Un mien cousin germain, qui naquit alors que j'avais 10 ans, m'a récemment fait parvenir cette lettre que je me fais un plaisir de reproduire ici.
Il se trouve que sa mère – ma tante, donc -  m'avait recueilli chez elle au sortir d'une triste période de mon existence faite de huit années de "pensionnat" dans une institution religieuse, "charitable" , dans laquelle j'avais été "placé" à la suite de problèmes familiaux qu'il n'y a pas lieu de relater ici. Cette tante fort généreuse venait de "s'établir", c'est-à-dire de se marier avec un sous officier de l'armée française stationné en Algérie, et en guise de dot avait ramené à ce brave homme un neveu oublié  par le reste de la famille. Quelques mois après mon arrivée naquit donc le cousin en question, à qui je servis en quelque sorte de grand frère, un grand frère paré tout à la fois, dans l'imaginaire familial, de vertus incertaines et de défauts avérés.
Ce mien "cousin-frère" manie la langue française de façon fort  enviable. Je me surprends à regretter qu’il n’ait pas davantage exploité ses dons littéraires et n’ait jamais songé à décrire – à sa manière – un cercle familial qui pour n’être pas un « nœud de vipères » ne laisse pas de présenter quelques figures singulières.

Mais laissons le s'exprimer (à mon avantage)  plus de 60 ans après sa petite aventure parisienne.
 

 

Jean bonjour,

Mes employeurs successifs, désireux d'en savoir un peu plus sur le personnage à qui ils devraient avoir affaire, m'ont régulièrement interrogé sur mon environnement familial, et ont ainsi notamment complété leur enquête : aîné de trois garçons ... (j'eus deux frères par la suite). Ils ignoraient en fait ma position "virtuelle" hiérarchique de second, le premier étant un certain "Jeannot". 
J'eus l'occasion de le côtoyer durant mes premières années, puis nos destinées respectives divergèrent : je rejoignis la "métropole" avec mes parents dans les années 46/47 tandis que lui-même restait en Algérie avec sa mère, qui avait enfin pu le "récupérer", car elle y avait trouvé un emploi stable.

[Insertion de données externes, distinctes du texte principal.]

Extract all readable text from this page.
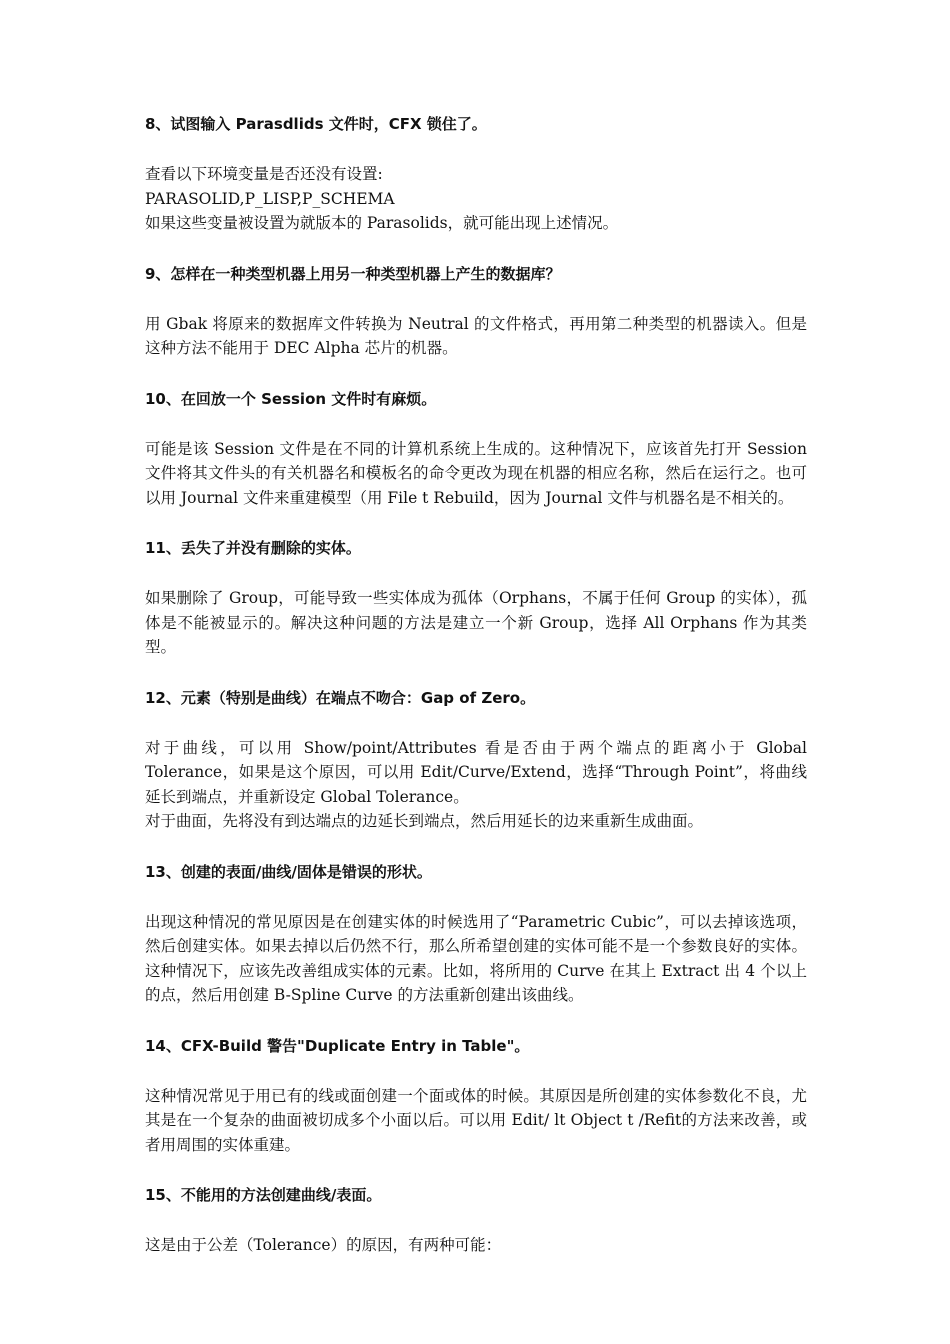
8、试图输入 Parasdlids 文件时，CFX 锁住了。

查看以下环境变量是否还没有设置:

PARASOLID,P_LISP,P_SCHEMA

如果这些变量被设置为就版本的 Parasolids，就可能出现上述情况。

9、怎样在一种类型机器上用另一种类型机器上产生的数据库？

用 Gbak 将原来的数据库文件转换为 Neutral 的文件格式，再用第二种类型的机器读入。但是这种方法不能用于 DEC Alpha 芯片的机器。

10、在回放一个 Session 文件时有麻烦。

可能是该 Session 文件是在不同的计算机系统上生成的。这种情况下，应该首先打开 Session 文件将其文件头的有关机器名和模板名的命令更改为现在机器的相应名称，然后在运行之。也可以用 Journal 文件来重建模型（用 File t Rebuild，因为 Journal 文件与机器名是不相关的。

11、丢失了并没有删除的实体。

如果删除了 Group，可能导致一些实体成为孤体（Orphans，不属于任何 Group 的实体），孤体是不能被显示的。解决这种问题的方法是建立一个新 Group，选择 All Orphans 作为其类型。

12、元素（特别是曲线）在端点不吻合：Gap of Zero。

对于曲线，可以用 Show/point/Attributes 看是否由于两个端点的距离小于 Global Tolerance，如果是这个原因，可以用 Edit/Curve/Extend，选择“Through Point”，将曲线延长到端点，并重新设定 Global Tolerance。

对于曲面，先将没有到达端点的边延长到端点，然后用延长的边来重新生成曲面。

13、创建的表面/曲线/固体是错误的形状。

出现这种情况的常见原因是在创建实体的时候选用了“Parametric Cubic”，可以去掉该选项，然后创建实体。如果去掉以后仍然不行，那么所希望创建的实体可能不是一个参数良好的实体。这种情况下，应该先改善组成实体的元素。比如，将所用的 Curve 在其上 Extract 出 4 个以上的点，然后用创建 B-Spline Curve 的方法重新创建出该曲线。

14、CFX-Build 警告"Duplicate Entry in Table"。

这种情况常见于用已有的线或面创建一个面或体的时候。其原因是所创建的实体参数化不良，尤其是在一个复杂的曲面被切成多个小面以后。可以用 Edit/ lt Object t /Refit的方法来改善，或者用周围的实体重建。

15、不能用的方法创建曲线/表面。

这是由于公差（Tolerance）的原因，有两种可能：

Physiquement, les années passant, lui demeurant à Sétif puis Alger et moi-même à Paris,  je revoyais mon "cousin-frère"  de loin en loin.  Mais son icône restait en bonne place dans la cellule familiale désormais amoindrie: nouvelles épisodiques plus ou moins fraîches, mais rapprochement de sa situation avec les réalités évènementielles du moment, anecdotes, et ... toujours citation en exemple : pour mon édification intellectuelle et morale: intelligent, brillant, studieux, économe et prodigue tout à la fois...
L'âne bâté que je n'allais pas manquer de devenir si je n'étais pas plus studieux offrait néanmoins avec son "frère aîné" un point commun : il parait que je savais être presque aussi enjôleur que lui lorsque le besoin s'en faisait sentir (enjôleur,  pour ma mère cela voulait dire - avec toute sa tendresse et sa clémente compréhension -  un peu menteur, même si  parfois j'ai décelé quelque fierté dans ce propos).

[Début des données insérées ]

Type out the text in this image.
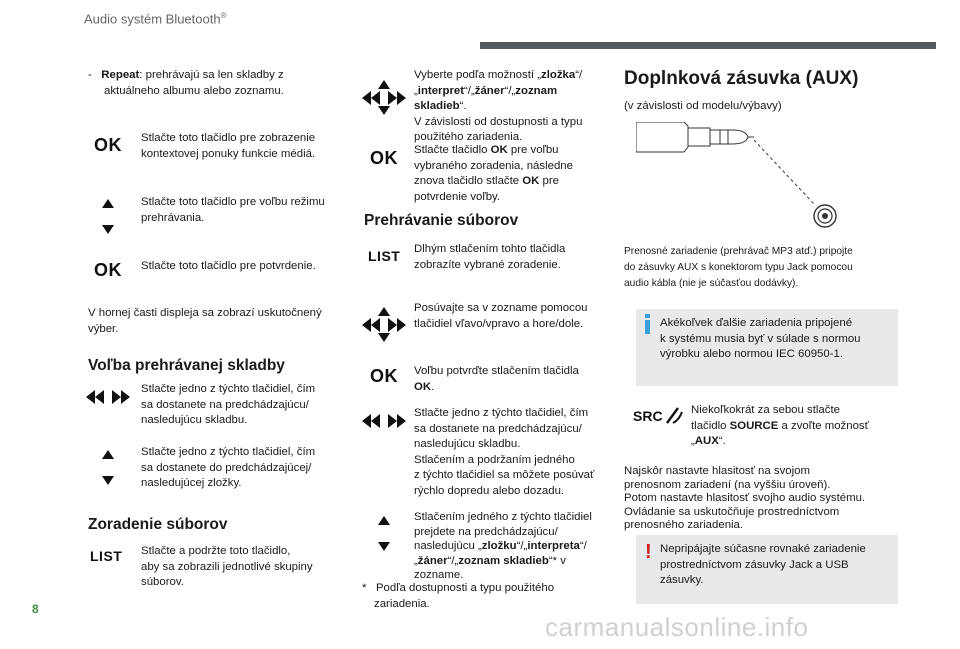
Audio systém Bluetooth®
- Repeat: prehrávajú sa len skladby z
aktuálneho albumu alebo zoznamu.
OK Stlačte toto tlačidlo pre zobrazenie
kontextovej ponuky funkcie médiá.
Stlačte toto tlačidlo pre voľbu režimu
prehrávania.
OK Stlačte toto tlačidlo pre potvrdenie.
V hornej časti displeja sa zobrazí uskutočnený
výber.
Voľba prehrávanej skladby
Stlačte jedno z týchto tlačidiel, čím
sa dostanete na predchádzajúcu/
nasledujúcu skladbu.
Stlačte jedno z týchto tlačidiel, čím
sa dostanete do predchádzajúcej/
nasledujúcej zložky.
Zoradenie súborov
LIST Stlačte a podržte toto tlačidlo,
aby sa zobrazili jednotlivé skupiny
súborov.
Vyberte podľa možností „zložka“/
„interpret“/„žáner“/„zoznam
skladieb“.
V závislosti od dostupnosti a typu
použitého zariadenia.
OK Stlačte tlačidlo OK pre voľbu
vybraného zoradenia, následne
znova tlačidlo stlačte OK pre
potvrdenie voľby.
Prehrávanie súborov
LIST Dlhým stlačením tohto tlačidla
zobrazíte vybrané zoradenie.
Posúvajte sa v zozname pomocou
tlačidiel vľavo/vpravo a hore/dole.
OK Voľbu potvrďte stlačením tlačidla
OK.
Stlačte jedno z týchto tlačidiel, čím
sa dostanete na predchádzajúcu/
nasledujúcu skladbu.
Stlačením a podržaním jedného
z týchto tlačidiel sa môžete posúvať
rýchlo dopredu alebo dozadu.
Stlačením jedného z týchto tlačidiel
prejdete na predchádzajúcu/
nasledujúcu „zložku“/„interpreta“/
„žáner“/„zoznam skladieb“* v
zozname.
* Podľa dostupnosti a typu použitého
zariadenia.
Doplnková zásuvka (AUX)
(v závislosti od modelu/výbavy)
Prenosné zariadenie (prehrávač MP3 atď.) pripojte
do zásuvky AUX s konektorom typu Jack pomocou
audio kábla (nie je súčasťou dodávky).
Akékoľvek ďalšie zariadenia pripojené
k systému musia byť v súlade s normou
výrobku alebo normou IEC 60950-1.
SRC Niekoľkokrát za sebou stlačte
tlačidlo SOURCE a zvoľte možnosť
„AUX“.
Najskôr nastavte hlasitosť na svojom
prenosnom zariadení (na vyššiu úroveň).
Potom nastavte hlasitosť svojho audio systému.
Ovládanie sa uskutočňuje prostredníctvom
prenosného zariadenia.
! Nepripájajte súčasne rovnaké zariadenie
prostredníctvom zásuvky Jack a USB
zásuvky.
8
carmanualsonline.info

Voilà donc un frère aîné parfois encombrant mais pour lequel j'avais de l'admiration, de l'affection , et auquel j'aurais bien aimé bien ressembler, surtout, l'adolescence arrivée, à partir de l'image que  je m'étais créée en fonction d'interprétations personnelles de vagues allusions parentales quant à ses conquêtes féminines...

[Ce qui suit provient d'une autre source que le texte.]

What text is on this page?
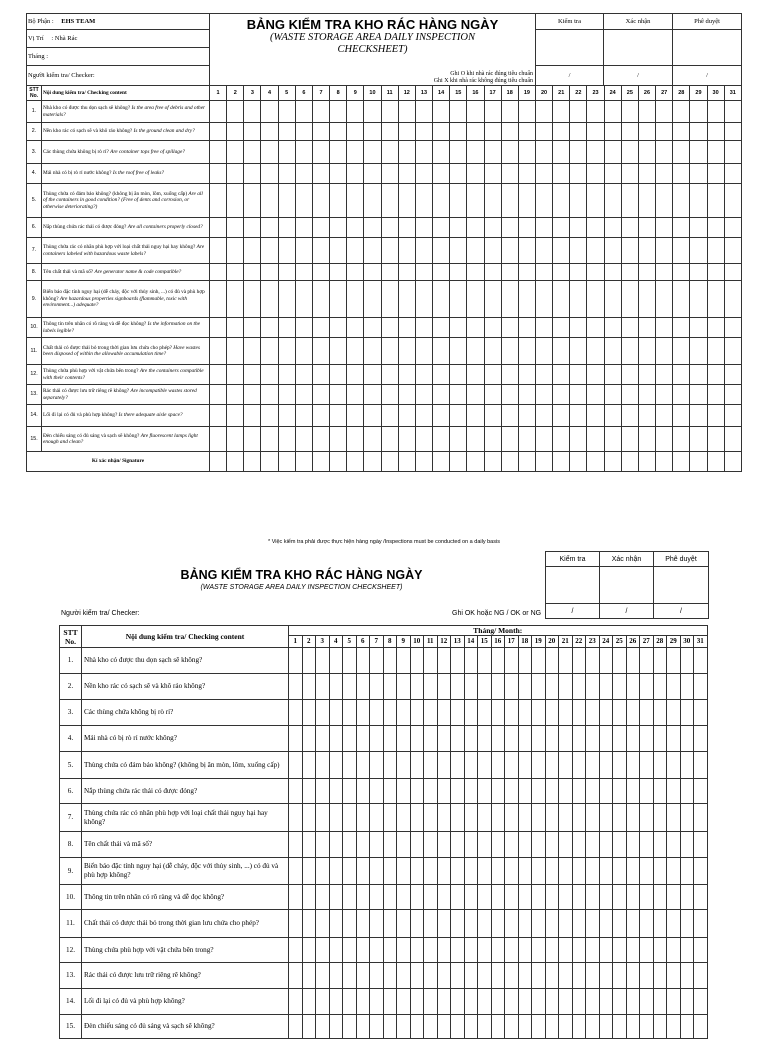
Bộ Phận : EHS TEAM	BẢNG KIỂM TRA KHO RÁC HÀNG NGÀY
(WASTE STORAGE AREA DAILY INSPECTION CHECKSHEET)
Ghi O khi nhà rác đúng tiêu chuẩn
Ghi X khi nhà rác không đúng tiêu chuẩn	Kiểm tra	Xác nhận	Phê duyệt
Vị Trí : Nhà Rác				
Tháng :				
Người kiểm tra/ Checker:		/	/	/
STT No.	Nội dung kiểm tra/ Checking content	1	2	3	4	5	6	7	8	9	10	11	12	13	14	15	16	17	18	19	20	21	22	23	24	25	26	27	28	29	30	31
1.	Nhà kho có được thu dọn sạch sẽ không? Is the area free of debris and other materials?																															
2.	Nền kho rác có sạch sẽ và khô ráo không? Is the ground clean and dry?																															
3.	Các thùng chứa không bị rò rỉ? Are container tops free of spillage?																															
4.	Mái nhà có bị rò rỉ nước không? Is the roof free of leaks?																															
5.	Thùng chứa có đảm bảo không? (không bị ăn mòn, lõm, xuống cấp) Are all of the containers in good condition? (Free of dents and corrosion, or otherwise deteriorating?)																															
6.	Nắp thùng chứa rác thải có được đóng? Are all containers properly closed?																															
7.	Thùng chứa rác có nhãn phù hợp với loại chất thải nguy hại hay không? Are containers labeled with hazardous waste labels?																															
8.	Tên chất thải và mã số? Are generator name & code compatible?																															
9.	Biển báo đặc tính nguy hại (dễ cháy, độc với thủy sinh, ...) có đủ và phù hợp không? Are hazardous properties signboards (flammable, toxic with environment...) adequate?																															
10.	Thông tin trên nhãn có rõ ràng và dễ đọc không? Is the information on the labels legible?																															
11.	Chất thải có được thải bỏ trong thời gian lưu chứa cho phép? Have wastes been disposed of within the allowable accumulation time?																															
12.	Thùng chứa phù hợp với vật chứa bên trong? Are the containers compatible with their contents?																															
13.	Rác thải có được lưu trữ riêng rẽ không? Are incompatible wastes stored separately?																															
14.	Lối đi lại có đủ và phù hợp không? Is there adequate aisle space?																															
15.	Đèn chiếu sáng có đủ sáng và sạch sẽ không? Are fluorescent lamps light enough and clean?																															
Kí xác nhận/ Signature																																
* Việc kiểm tra phải được thực hiện hàng ngày /Inspections must be conducted on a daily basis
Kiểm tra	Xác nhận	Phê duyệt

/	/	/
BẢNG KIỂM TRA KHO RÁC HÀNG NGÀY
(WASTE STORAGE AREA DAILY INSPECTION CHECKSHEET)
Người kiểm tra/ Checker:	Ghi OK hoặc NG / OK or NG
STT No.	Nội dung kiểm tra/ Checking content	Tháng/ Month:																														
		1	2	3	4	5	6	7	8	9	10	11	12	13	14	15	16	17	18	19	20	21	22	23	24	25	26	27	28	29	30	31
1.	Nhà kho có được thu dọn sạch sẽ không?																															
2.	Nền kho rác có sạch sẽ và khô ráo không?																															
3.	Các thùng chứa không bị rò rỉ?																															
4.	Mái nhà có bị rò rỉ nước không?																															
5.	Thùng chứa có đảm bảo không? (không bị ăn mòn, lõm, xuống cấp)																															
6.	Nắp thùng chứa rác thải có được đóng?																															
7.	Thùng chứa rác có nhãn phù hợp với loại chất thải nguy hại hay không?																															
8.	Tên chất thải và mã số?																															
9.	Biển báo đặc tính nguy hại (dễ cháy, độc với thủy sinh, ...) có đủ và phù hợp không?																															
10.	Thông tin trên nhãn có rõ ràng và dễ đọc không?																															
11.	Chất thải có được thải bỏ trong thời gian lưu chứa cho phép?																															
12.	Thùng chứa phù hợp với vật chứa bên trong?																															
13.	Rác thải có được lưu trữ riêng rẽ không?																															
14.	Lối đi lại có đủ và phù hợp không?																															
15.	Đèn chiếu sáng có đủ sáng và sạch sẽ không?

Quand allais-je lui ressembler ?
Enfin le grand jour de mon émancipation arriva. Il me fut donné lors d'une de tes visites à Paris, boulevard Mortier. Mes parents étaient à Maurupt, village paternel de la Marne profonde. Tu avais, avec leur accord, déposé tes bagages le temps de régler durant deux jours quelques affaires importantes (Je crois me souvenir qu'il s'agissait entre autres de rendre visite à une amie...).
Après ton départ, en allant chercher mes vêtements dans la penderie, je suis tombé en arrêt devant tes habits, rangés soigneusement sur des cintres et sous lesquels brillait une paire de chaussures.
Tel Cendrillon, je ne pu m'empêcher d'essayer pantalon et veste, puis jugeant l'ensemble satisfaisant (j'étais juste un poil trop petit), je complétais l'ensemble par les chaussures qui se révélèrent d'une pointure "acceptable".
Critique, j'optais alors pour le retrait de ma cravate au nœud formaté sur une attache à crochets destinés à maintenir un élastique et qui était en usage courant chez les potaches de bonne famille. J'avais remarqué avec quelle élégance tu portais un pull en V sous lequel ta chemise, le col ouvert, se maintenait avec souplesse et maintien ... la décontraction, la classe ... Un pull, une chemise me tendaient les bras ... comment résister ?  Les essais furent longs ;  de face, de profil, assis, debout, souriant, sérieux ... n'avais-je pas l'air emprunté ? Le mot me fit tout d'abord sourire puis devint complice. Je décidais que ce soir là (je n'avais pas tout compris), j'allais essayer de me lancer dans une exploration de moi-même à travers le regard des autres ...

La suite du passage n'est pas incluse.